Herhalde yüzümüz nurlansın diyedir ya da Resulullah (s.a.v) Efendimiz her ne söylemişse başım gözüm üstüne diyedir. Hangi niyetle yapılıyorsa yapılsın güzel bir niyet, iyi bir niyettir; ama doğru bir niyet değildir. Allah ayeti kerimede: “Allah ve melekleri peygamberine selat eder. Ey iman edenler, siz de ona tam bir teslimiyetle selat edin!”[1] buyurdu. Bu ayet, salâvat getirin diye anlaşılmıştır.
Zannediliyor ki dilimizle “allahümmesalli âlâ seyyidinâ muhammedin ve âlâ âlihiseyyidina muhammed”[2] dediğimizde Resulullah (s.a.v) Efendimiz’e salâvat getirmiş oluyoruz. Böyle değildir! Allah ve melekleri böyle mi salâvat okuyor? Hâşâ!
Allah ve melekleri peygamberine yardım eder, peygamberine destek olur. O, Allah’ın vahyini taşısın diye, hidayet olsun diye, rahmet olsun diye ona yardım ederler. Allah ayeti kerimede buyuruyor: “Ey iman edenler! Siz de ona tam bir teslimiyetle selat edin. (Siz de ona yardım edin! O, sizden nasıl yardım istiyorsa.)”[3] Tam bir teslimiyet bu demektir. Ona teslim olup onunla beraber ona yardım edin! Allah’ın vahyini onunla beraber taşıyın, hidayeti taşıyın, Allah’ın nurunu taşıyın demektir.

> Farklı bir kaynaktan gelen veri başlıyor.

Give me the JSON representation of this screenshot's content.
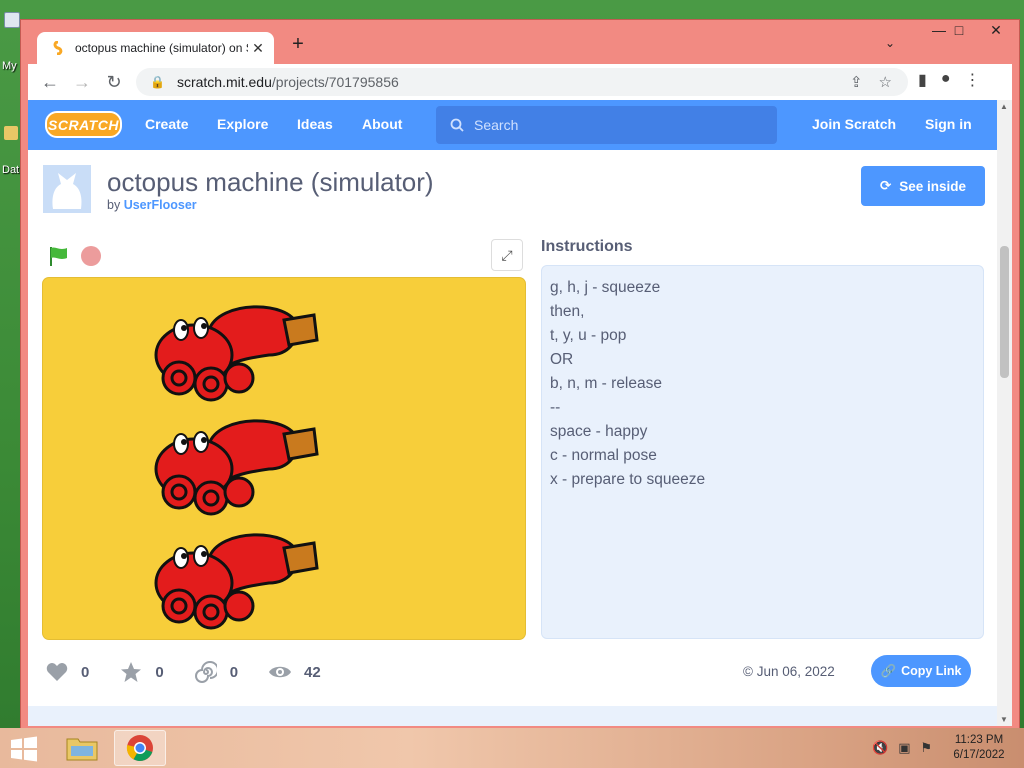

Selat; öyle lafla salâvat getirip ellerini yüzüne sürmek değildir. O, dilin selatidir. Gerçek selat; Resulullah (s.a.v) Efendimiz’e yardım etmek için getirilir. Kişinin, ona yardım etmek gibi bir derdi, çabası ve gayreti yoksa o, Allah’ın peygamberine selat getirmemiş olur.
Resulullah (s.a.v) Efendimiz, bütün hayatı boyunca ulaşabildiği her yere Allah’ın vahyini taşımaya çalışmıştır; çünkü onun hayatı Kur’an’dı. Biz de onun yaşadığı gibi yaşamadan sadece “Salâvat getirdik, onu çok seviyoruz, elimizi yüzümüze sürdük.” demekle ona selat getirmiş olmayız. Böyle sadece salavat getirmek, işin taklidi tarafıdır; yani kendi kendimize ürettiğimiz bir şeydir.